November 7: North Korean investors have not come into contact with the Department of Industries even after missing the deadline given by the department to take back their investment from Nepal.
The department had written its third letter to the North Korean Embassy in Kathmandu on October 20 to take back investments made by Korean nationals within two weeks. Likewise, on September 16, the department had asked the North Korean investors to take back their investment within 45 days. But the requests have fallen in deaf ears.
As the North Korean investors did not show up, the department has already written a letter to the Ministry of Industries informing it about the latest development.
The ministry has sought details regarding this issue from the department. The department replied on November 2 that not a single North Korean company has come into contact with it.
“They have not come into contact despite our repeated calls,” said Jeevan Prasad Luitel, director general of the department.
Luitel said they will now initiate the process to shut down the companies having investment of North Koreans. The department has also decided to recommend not to extend the visa of the North Korean investors, which might then force them to return back. But this requires further discussions with the Ministry of Home Affairs and the Ministry of Industries, he further said.

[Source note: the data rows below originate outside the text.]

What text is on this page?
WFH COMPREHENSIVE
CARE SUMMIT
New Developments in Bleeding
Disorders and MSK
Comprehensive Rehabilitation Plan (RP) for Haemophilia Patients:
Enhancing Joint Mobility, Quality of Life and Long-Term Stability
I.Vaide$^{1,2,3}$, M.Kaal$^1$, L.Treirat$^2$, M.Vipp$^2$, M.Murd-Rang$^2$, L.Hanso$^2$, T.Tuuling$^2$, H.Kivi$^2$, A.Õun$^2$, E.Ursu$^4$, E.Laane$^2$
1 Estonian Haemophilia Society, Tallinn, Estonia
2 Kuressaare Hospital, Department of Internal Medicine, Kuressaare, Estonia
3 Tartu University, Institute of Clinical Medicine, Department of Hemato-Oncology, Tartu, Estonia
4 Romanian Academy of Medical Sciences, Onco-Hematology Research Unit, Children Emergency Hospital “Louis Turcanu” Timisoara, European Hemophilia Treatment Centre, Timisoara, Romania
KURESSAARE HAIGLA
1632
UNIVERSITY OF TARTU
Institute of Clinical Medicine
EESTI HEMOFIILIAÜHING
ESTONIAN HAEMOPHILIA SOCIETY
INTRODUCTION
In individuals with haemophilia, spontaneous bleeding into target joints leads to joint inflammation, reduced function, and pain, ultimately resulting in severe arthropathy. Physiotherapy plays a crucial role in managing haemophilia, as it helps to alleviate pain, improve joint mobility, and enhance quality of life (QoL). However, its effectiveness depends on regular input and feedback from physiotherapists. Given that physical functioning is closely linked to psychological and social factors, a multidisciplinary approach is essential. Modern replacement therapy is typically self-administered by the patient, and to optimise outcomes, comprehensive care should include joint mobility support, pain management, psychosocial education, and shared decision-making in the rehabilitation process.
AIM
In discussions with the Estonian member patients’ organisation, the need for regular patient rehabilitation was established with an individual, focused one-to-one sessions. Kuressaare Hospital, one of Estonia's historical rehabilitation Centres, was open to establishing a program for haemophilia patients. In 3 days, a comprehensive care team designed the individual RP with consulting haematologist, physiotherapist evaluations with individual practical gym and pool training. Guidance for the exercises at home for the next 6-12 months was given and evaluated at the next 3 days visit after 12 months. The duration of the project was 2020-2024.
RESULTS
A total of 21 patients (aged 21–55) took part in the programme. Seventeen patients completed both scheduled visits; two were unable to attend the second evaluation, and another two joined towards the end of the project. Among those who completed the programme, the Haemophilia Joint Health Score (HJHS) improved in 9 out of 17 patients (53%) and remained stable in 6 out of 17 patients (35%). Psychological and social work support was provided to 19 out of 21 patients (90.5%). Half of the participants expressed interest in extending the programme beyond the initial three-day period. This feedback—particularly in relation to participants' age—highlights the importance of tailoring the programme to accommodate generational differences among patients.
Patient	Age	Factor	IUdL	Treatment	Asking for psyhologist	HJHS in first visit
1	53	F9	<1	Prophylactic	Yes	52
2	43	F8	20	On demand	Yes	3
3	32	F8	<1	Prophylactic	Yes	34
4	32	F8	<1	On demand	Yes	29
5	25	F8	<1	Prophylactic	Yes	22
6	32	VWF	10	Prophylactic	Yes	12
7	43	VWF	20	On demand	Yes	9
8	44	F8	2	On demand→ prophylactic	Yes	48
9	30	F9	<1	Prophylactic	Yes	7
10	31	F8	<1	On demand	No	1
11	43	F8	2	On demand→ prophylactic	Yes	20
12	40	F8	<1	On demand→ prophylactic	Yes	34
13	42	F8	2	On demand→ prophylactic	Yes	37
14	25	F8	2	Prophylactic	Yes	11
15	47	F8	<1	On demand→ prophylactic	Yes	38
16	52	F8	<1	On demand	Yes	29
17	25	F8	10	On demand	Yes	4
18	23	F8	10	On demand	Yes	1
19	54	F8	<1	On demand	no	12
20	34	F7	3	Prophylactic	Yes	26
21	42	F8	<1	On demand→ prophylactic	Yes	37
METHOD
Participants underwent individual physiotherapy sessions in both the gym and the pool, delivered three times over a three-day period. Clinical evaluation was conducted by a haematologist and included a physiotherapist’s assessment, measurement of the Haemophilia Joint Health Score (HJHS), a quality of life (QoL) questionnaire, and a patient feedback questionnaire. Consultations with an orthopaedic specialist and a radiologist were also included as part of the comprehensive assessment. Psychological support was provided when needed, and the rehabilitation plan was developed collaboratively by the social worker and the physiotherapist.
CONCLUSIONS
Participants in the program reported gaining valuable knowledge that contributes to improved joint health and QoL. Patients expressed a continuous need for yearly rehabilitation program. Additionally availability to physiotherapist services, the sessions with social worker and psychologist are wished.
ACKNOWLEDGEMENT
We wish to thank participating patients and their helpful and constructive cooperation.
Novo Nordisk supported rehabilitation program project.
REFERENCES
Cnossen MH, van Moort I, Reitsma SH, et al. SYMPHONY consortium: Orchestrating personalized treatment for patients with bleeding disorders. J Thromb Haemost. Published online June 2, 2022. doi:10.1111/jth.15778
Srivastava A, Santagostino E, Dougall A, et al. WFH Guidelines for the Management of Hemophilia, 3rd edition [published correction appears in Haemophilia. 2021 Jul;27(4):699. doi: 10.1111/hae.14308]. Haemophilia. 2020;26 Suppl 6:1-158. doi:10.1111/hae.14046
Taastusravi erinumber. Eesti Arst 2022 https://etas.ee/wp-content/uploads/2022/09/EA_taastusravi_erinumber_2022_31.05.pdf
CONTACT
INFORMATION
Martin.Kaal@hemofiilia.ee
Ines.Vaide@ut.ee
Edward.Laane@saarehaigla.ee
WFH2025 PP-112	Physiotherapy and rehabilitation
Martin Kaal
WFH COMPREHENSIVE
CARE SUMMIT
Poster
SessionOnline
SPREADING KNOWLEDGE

Data at the department show that North Korean investors have been investing in Nepal since the last 23 years. Currently, there are nine businesses operating with North Korean investment. Among them, six are hotels and restaurants, two are IT companies and one hospital.
The government’s decision to ask North Korean to take back their investment comes after renewed calls of the United Nations Security Council, which had decided to impose sanctions on North Korea on May 11, 1993 for its active involvement in pursuing nuclear ambitions and missile tests.
The UN Security Council decided to impose more sanctions including economic sanctions on December 22, 2018 after it stepped up its activities to enrich nuclear energy.
The UN had written a letter to the Ministry of Foreign Affairs to shut down industries operating with North Korean investment. Based on the letter, the government decided to clamp down the businesses backed by North Korean investment.